Donnacha Maguire, MPRII, is the Media and Communications Officer with Plan International Ireland, a global childrens rights organisation. He represents the NGO and the Not-for-Profit sectors on the PRII National Council and is currently serving as Honorary Secretary. Here Donnacha details his career to date and how he sees NGO communications going forward
Despite deciding to study a B.Sc. in Physical Education and Chemistry Teaching in the University of Limerick (UL), I have been working in the area of communications and PR since my teenage years: first as PRO to the Kells Fianna Fáil Councillors’ Group and latterly as PRO of the Meath Handball Board.
Following my time in UL, and the decision to leave teaching to those who are much better at it, my first proper job was with former Fianna Fáil Senator, Maria Corrigan. It was during this first year in Leinster House that my passion and interest in political communications, lobbying and public affairs developed.
After a spell working for then Councillor, and now TD, Niamh Smyth in Cavan, I began the MA in Public Affairs and Political Communications in Dublin Institute of Technology (DIT) under the expert leadership of Dr John Gallagher, FPRII (Life). Another stint in Seanad Éireann followed where I interned with Senator Terry Leyden. After the General Election in 2011, I returned to full time political work in Senator Thomas Byrne’s office managing his media and parliamentary activities.

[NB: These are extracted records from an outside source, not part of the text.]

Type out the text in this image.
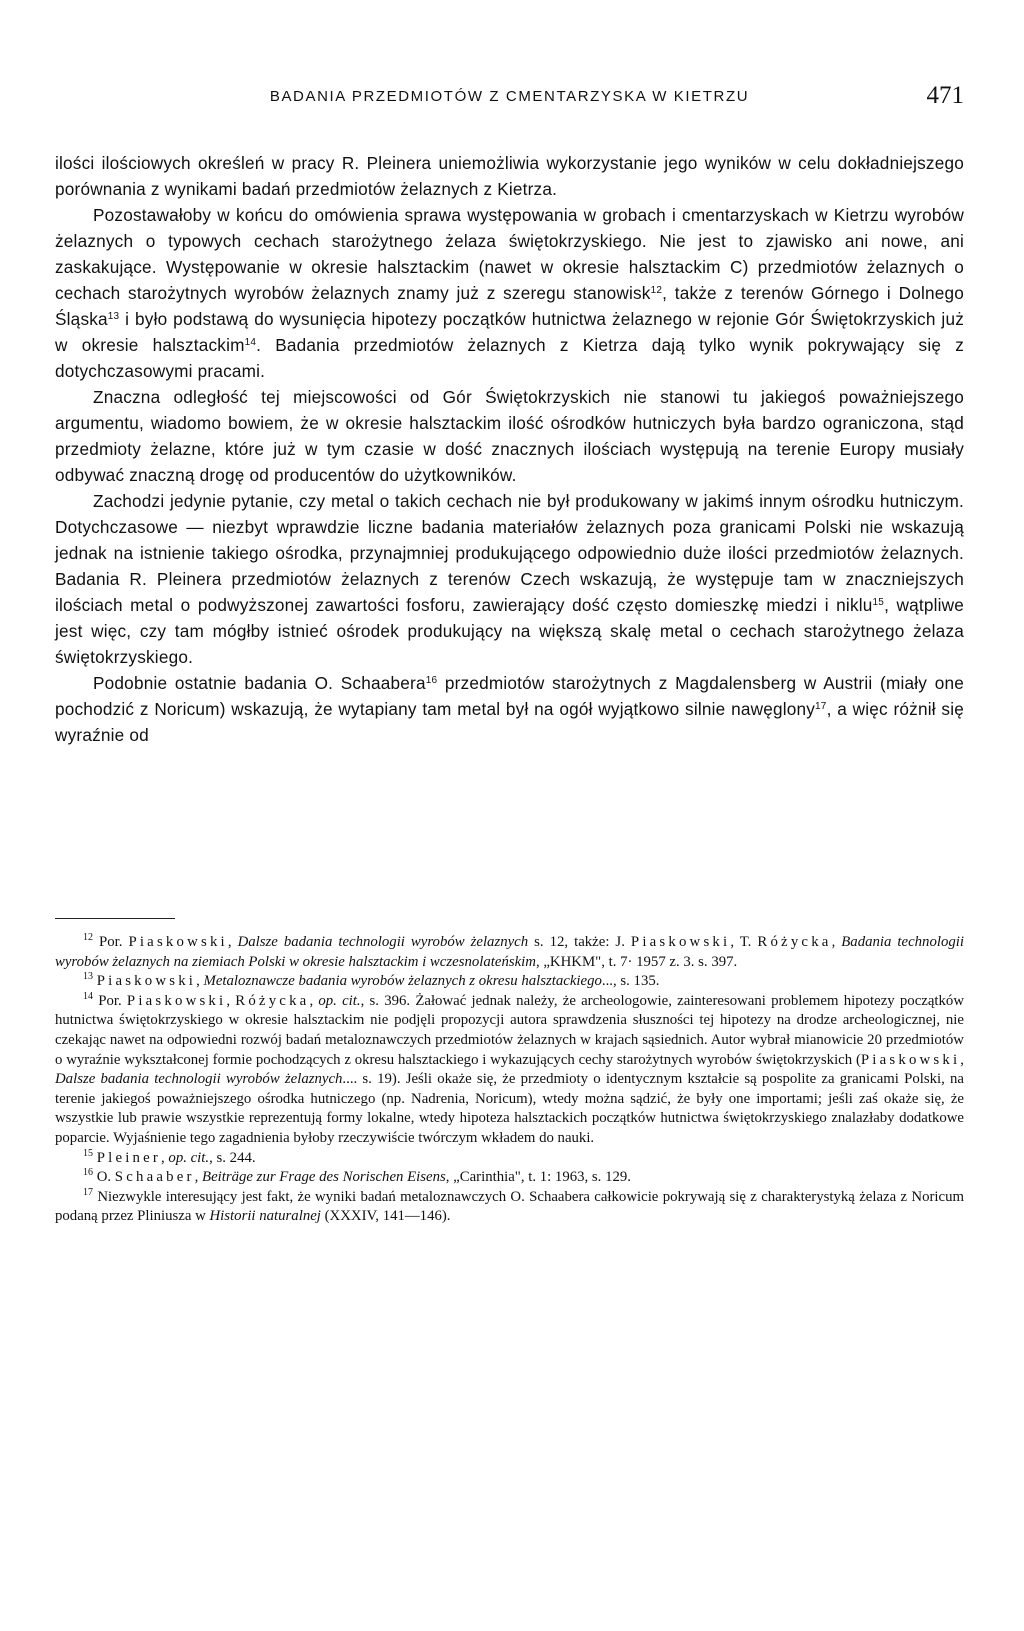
BADANIA PRZEDMIOTÓW Z CMENTARZYSKA W KIETRZU	471

ilości ilościowych określeń w pracy R. Pleinera uniemożliwia wykorzystanie jego wyników w celu dokładniejszego porównania z wynikami badań przedmiotów żelaznych z Kietrza.

Pozostawałoby w końcu do omówienia sprawa występowania w grobach i cmentarzyskach w Kietrzu wyrobów żelaznych o typowych cechach starożytnego żelaza świętokrzyskiego. Nie jest to zjawisko ani nowe, ani zaskakujące. Występowanie w okresie halsztackim (nawet w okresie halsztackim C) przedmiotów żelaznych o cechach starożytnych wyrobów żelaznych znamy już z szeregu stanowisk$^{12}$, także z terenów Górnego i Dolnego Śląska$^{13}$ i było podstawą do wysunięcia hipotezy początków hutnictwa żelaznego w rejonie Gór Świętokrzyskich już w okresie halsztackim$^{14}$. Badania przedmiotów żelaznych z Kietrza dają tylko wynik pokrywający się z dotychczasowymi pracami.

Znaczna odległość tej miejscowości od Gór Świętokrzyskich nie stanowi tu jakiegoś poważniejszego argumentu, wiadomo bowiem, że w okresie halsztackim ilość ośrodków hutniczych była bardzo ograniczona, stąd przedmioty żelazne, które już w tym czasie w dość znacznych ilościach występują na terenie Europy musiały odbywać znaczną drogę od producentów do użytkowników.

Zachodzi jedynie pytanie, czy metal o takich cechach nie był produkowany w jakimś innym ośrodku hutniczym. Dotychczasowe — niezbyt wprawdzie liczne badania materiałów żelaznych poza granicami Polski nie wskazują jednak na istnienie takiego ośrodka, przynajmniej produkującego odpowiednio duże ilości przedmiotów żelaznych. Badania R. Pleinera przedmiotów żelaznych z terenów Czech wskazują, że występuje tam w znaczniejszych ilościach metal o podwyższonej zawartości fosforu, zawierający dość często domieszkę miedzi i niklu$^{15}$, wątpliwe jest więc, czy tam mógłby istnieć ośrodek produkujący na większą skalę metal o cechach starożytnego żelaza świętokrzyskiego.

Podobnie ostatnie badania O. Schaabera$^{16}$ przedmiotów starożytnych z Magdalensberg w Austrii (miały one pochodzić z Noricum) wskazują, że wytapiany tam metal był na ogół wyjątkowo silnie nawęglony$^{17}$, a więc różnił się wyraźnie od

$^{12}$ Por. Piaskowski, Dalsze badania technologii wyrobów żelaznych s. 12, także: J. Piaskowski, T. Różycka, Badania technologii wyrobów żelaznych na ziemiach Polski w okresie halsztackim i wczesnolateńskim, „KHKM", t. 7· 1957 z. 3. s. 397.

$^{13}$ Piaskowski, Metaloznawcze badania wyrobów żelaznych z okresu halsztackiego..., s. 135.

$^{14}$ Por. Piaskowski, Różycka, op. cit., s. 396. Żałować jednak należy, że archeologowie, zainteresowani problemem hipotezy początków hutnictwa świętokrzyskiego w okresie halsztackim nie podjęli propozycji autora sprawdzenia słuszności tej hipotezy na drodze archeologicznej, nie czekając nawet na odpowiedni rozwój badań metaloznawczych przedmiotów żelaznych w krajach sąsiednich. Autor wybrał mianowicie 20 przedmiotów o wyraźnie wykształconej formie pochodzących z okresu halsztackiego i wykazujących cechy starożytnych wyrobów świętokrzyskich (Piaskowski, Dalsze badania technologii wyrobów żelaznych.... s. 19). Jeśli okaże się, że przedmioty o identycznym kształcie są pospolite za granicami Polski, na terenie jakiegoś poważniejszego ośrodka hutniczego (np. Nadrenia, Noricum), wtedy można sądzić, że były one importami; jeśli zaś okaże się, że wszystkie lub prawie wszystkie reprezentują formy lokalne, wtedy hipoteza halsztackich początków hutnictwa świętokrzyskiego znalazłaby dodatkowe poparcie. Wyjaśnienie tego zagadnienia byłoby rzeczywiście twórczym wkładem do nauki.

$^{15}$ Pleiner, op. cit., s. 244.

$^{16}$ O. Schaaber, Beiträge zur Frage des Norischen Eisens, „Carinthia", t. 1: 1963, s. 129.

$^{17}$ Niezwykle interesujący jest fakt, że wyniki badań metaloznawczych O. Schaabera całkowicie pokrywają się z charakterystyką żelaza z Noricum podaną przez Pliniusza w Historii naturalnej (XXXIV, 141—146).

Communications and PR has always been issues -based for me. So when the chance to move into International Development arose, I jumped at it. In 2012, I joined VSO Ireland and began work as their Communications and Marketing Adviser. Spending three years with VSO, getting the chance to visit some of the world’s poorest, and most marginalised, communities has opened my eyes further not only to the power of communications, but also to the long-term importance of communications.
Back in 2010, as John Gallagher was asking me “what do you think public affairs is?” I vaguely, and without knowing its future significance, answered “It’s about giving a voice to those who need a voice and don’t have a voice.”

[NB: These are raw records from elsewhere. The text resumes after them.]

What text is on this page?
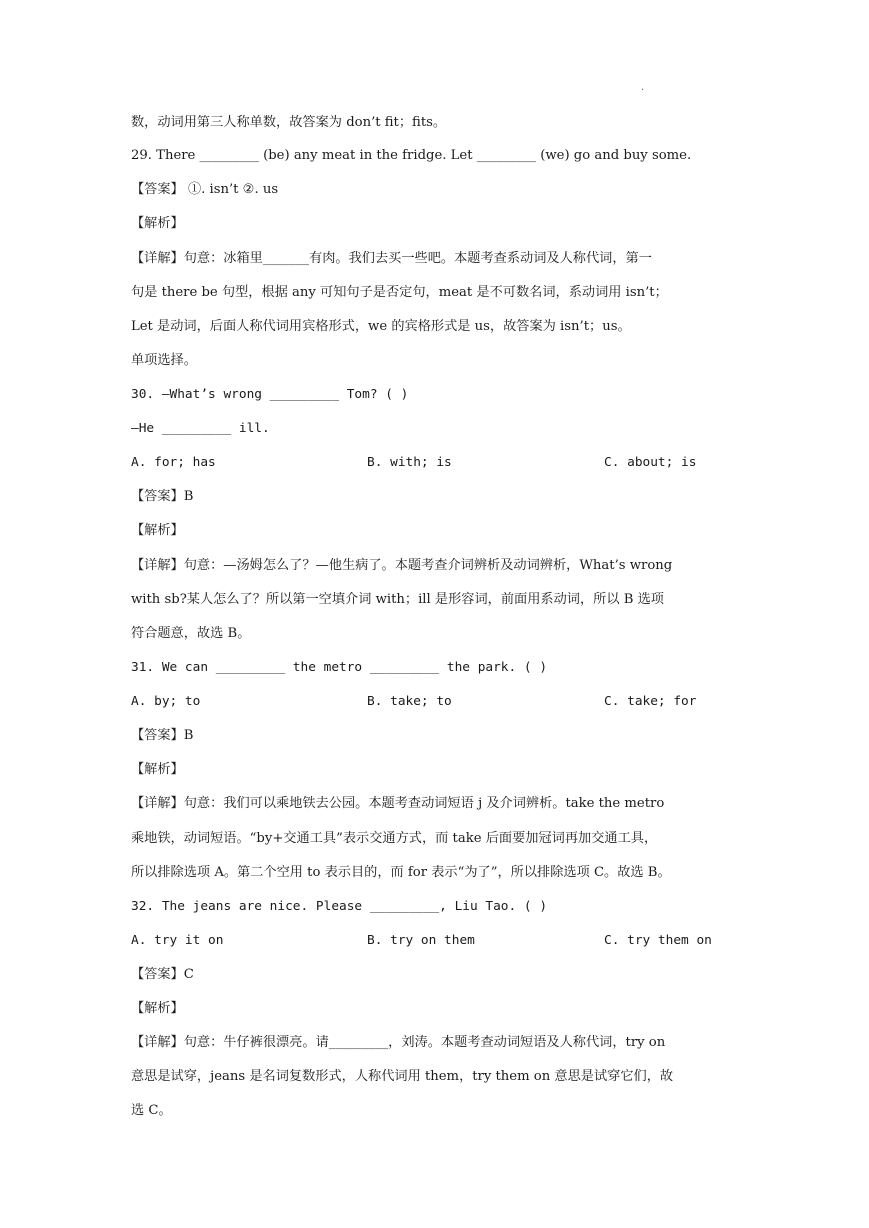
.
数，动词用第三人称单数，故答案为 don’t fit；fits。
29. There _________ (be) any meat in the fridge. Let _________ (we) go and buy some.
【答案】 ①. isn’t ②. us
【解析】
【详解】句意：冰箱里_______有肉。我们去买一些吧。本题考查系动词及人称代词，第一
句是 there be 句型，根据 any 可知句子是否定句，meat 是不可数名词，系动词用 isn’t；
Let 是动词，后面人称代词用宾格形式，we 的宾格形式是 us，故答案为 isn’t；us。
单项选择。
30. —What’s wrong _________ Tom? ( )
—He _________ ill.
A. for; has	B. with; is	C. about; is
【答案】B
【解析】
【详解】句意：—汤姆怎么了？—他生病了。本题考查介词辨析及动词辨析，What’s wrong
with sb?某人怎么了？所以第一空填介词 with；ill 是形容词，前面用系动词，所以 B 选项
符合题意，故选 B。
31. We can _________ the metro _________ the park. ( )
A. by; to	B. take; to	C. take; for
【答案】B
【解析】
【详解】句意：我们可以乘地铁去公园。本题考查动词短语 j 及介词辨析。take the metro
乘地铁，动词短语。“by+交通工具”表示交通方式，而 take 后面要加冠词再加交通工具，
所以排除选项 A。第二个空用 to 表示目的，而 for 表示“为了”，所以排除选项 C。故选 B。
32. The jeans are nice. Please _________, Liu Tao. ( )
A. try it on	B. try on them	C. try them on
【答案】C
【解析】
【详解】句意：牛仔裤很漂亮。请_________，刘涛。本题考查动词短语及人称代词，try on
意思是试穿，jeans 是名词复数形式，人称代词用 them，try them on 意思是试穿它们，故
选 C。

That’s what I love about working in International Development. I’m getting to communicate about life, death, despair and hope.
That’s why I moved to Plan International Ireland in 2015. To communicate the challenges that are affecting millions of people across the globe to audiences here in Ireland. To do it with compassion, honesty and integrity. Right now, I’m working on the roll out of the next phase of our global movement for change, Because I am a Girl. It’s exciting because it is giving me the chance to link everything I have done in the past into one project: advocacy; PR; and campaigning.
NGO Communications is possibly one of the most difficult, yet rewarding sectors of the communications profession. Limited or no budgets, limited or no interest from editors in our day to day work (the only time I get chased by journalists is when an earthquake hits) and a highly sceptical public.
Equally, it’s incredibly rewarding. I’ve learned and done things that I’d never have had a chance to do or learn if I had stayed in politics: rolling out a TV campaign and visiting Ethiopia, Rwanda and the Philippines with volunteer doctors or TV celebrities.
Like every sector of the PR business, communicating our impact is crucial in the NGO sector. Spending other people’s money, be it taxpayers, corporate donors or private citizens, means there is a healthy scepticism of PR and communications. That makes the role of communications professionals even more important.
Within the NGO communications world, we need to find new, better ways of measuring the impact of PR and media. We can’t rely on the same metrics as the private sector because what we do is so very different. Over the remainder of my term, I hope I can add to this discussion.